Тимофей кивнул — на лице всё так же ничего, и всё равно казалось, будто каждое снежное зерно отражается в его зрачках.
— Помещик-сердечник за спиною, — тихо сказал он. — Боится увидеть лицо.
— Если ждёт в тени, — ответил Северин, — значит, поверил, что мы уже видели достаточно. А мы — всего на пол-строчки.
Они пошли не торопясь, удерживая между собой ровное расстояние ледяного дыхания. На библиотечной улице с косым именем Нежинской оконные рамы светились мутно-серыми квадратами — лампы экономили фитиль, и в полумраке порой мерещилась незримая сквозная аллея от дома к дому: казалось, город продолбил себе новые двери, чтобы ускользнуть сквозь собственные стены.
У банного переулка пахло мокрой хвойной вьюгой: Фёкла топила печи еловыми корнями, и густой смоляной пар вырывался к небу. Тимофей задержался: баня — рассадник сплетен с распаренными корнями. Фёкла сама раскрыла дверь, едва услышав бетонный шорох казачьего каблука. В дыму её тёмные, будто окуренные, глаза блестели больной мудростью. Не задавая вопросов, она подвела к задней парной, выложенной сырым мрамором.
— Здесь костоправ Левко парился нынче, — шепнула она, — всё искал, кому продать разговор. Сказал: “долг мой излечить боль страхом”. Я думала — пьянслова. А он оставил мешочек в ложке для мыла.
Пахло кедровой смолой, влажной золой, и едва уловимым криком бордюра — та самая вкрадчивая нота, что сопровождает каждый шаг тайного делателя. Северин открыл мешочек — внутри ничего, кроме крошечного свёртка газетной бумаги. Развернул — между печатных строчек розовел подковырнутый стик длиной в два ногтя: вытянутая пастилка, обмазанная лиловым глянцем.
— Пилюля для правды, — усмехнулся он. — Из тех, что обволакивают горло. Глотнёшь — и язык перестанет сопротивляться.
Фёкла перекрестилась тремя пальцами сразу — так крестятся те, кто не желает видеть ни сна, ни яви.
— Левко сказал: “Ночь всё равно спросит”, — шепнула она. — А спросит — ответь сладко, чтоб не плакать.
Из груди казака вышел протяжный стон — не слово, а эхом прошедшая по костям ветровая память. Когда-то в степи кочевники крошили ладони сухим опием — «сон травы», — и давали умирающему, чтобы он забыл дорогу к смерти.
Тимофей спрятал пастилку в льняной кошель, приколотый к поясу: шёпот травы должен подождать свой голос.
Они отправились дальше — к маленькому, оледенелому дому Сытина, где из дымохода полз зелёный, едва уловимый дым: признак дешёвой малиновой бумаги, пущенной в топку вместо дров. В тесной зале их встретила настороженная вежливость — секретарь сидел над разложенными ведомостями, но глаза его метались, будто в каждом углу таилась готовая крикнуть буква.

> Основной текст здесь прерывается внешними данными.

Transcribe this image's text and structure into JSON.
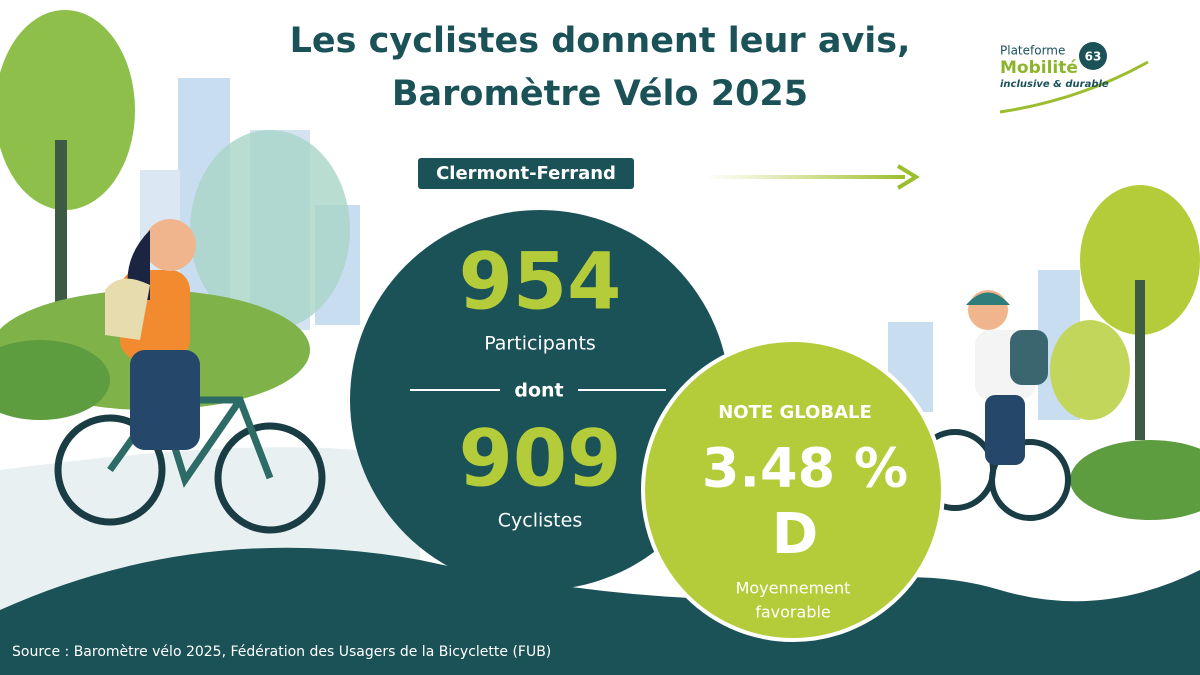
{
  "header": {
    "title_lines": [
      "Les cyclistes donnent leur avis,",
      "Baromètre Vélo 2025"
    ]
  },
  "logo": {
    "line1": "Plateforme",
    "line2": "Mobilité",
    "line3": "inclusive & durable",
    "badge": "63"
  },
  "city": "Clermont-Ferrand",
  "participants": {
    "count": "954",
    "label": "Participants"
  },
  "separator": "dont",
  "cyclists": {
    "count": "909",
    "label": "Cyclistes"
  },
  "rating": {
    "heading": "NOTE GLOBALE",
    "score": "3.48 %",
    "grade": "D",
    "verdict_lines": [
      "Moyennement",
      "favorable"
    ]
  },
  "source": "Source : Baromètre vélo 2025, Fédération des Usagers de la Bicyclette (FUB)"
}
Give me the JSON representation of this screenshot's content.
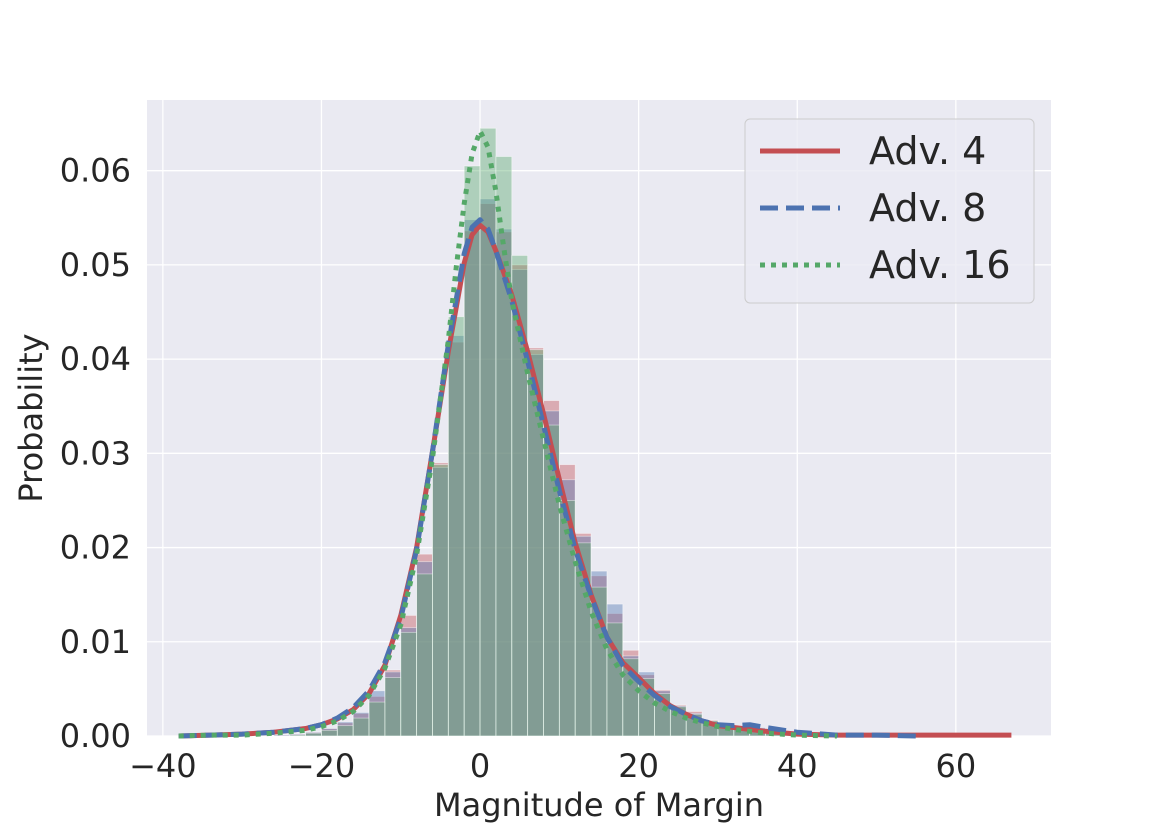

— Господа… я… собирал отчёт… для князя… — начал он, шаря по столу, — и надо же: список наших читальников пропал. Как сквозь лёд ушёл. Я думал — ветер унёс, но оконница была на крюке.
Северин прохаживался вдоль полок медленно, разглядывая корешки: «Нравственный долг», «Гуманность как сила грядущего», «Порядок и честь». Корешки ровные, но на одном, затисканном между фолиантами, торчал край папки, окантованный лиловой бахромою. Рукой следователя папка была выдвинута — и оказалось, что это вовсе не дело, а толстая книга, разлинованная под бухгалтерские колонки. В колонках мелкий, но уверенный почерк: дата, литерный номер, вес «образцов», подпись «Σ». Снизу грива золотых цифр: расход снотворного, расход краски, «пожертвования на этюд веревочных лекций».
Сытин побледнел, как бордюр в утренней сырости.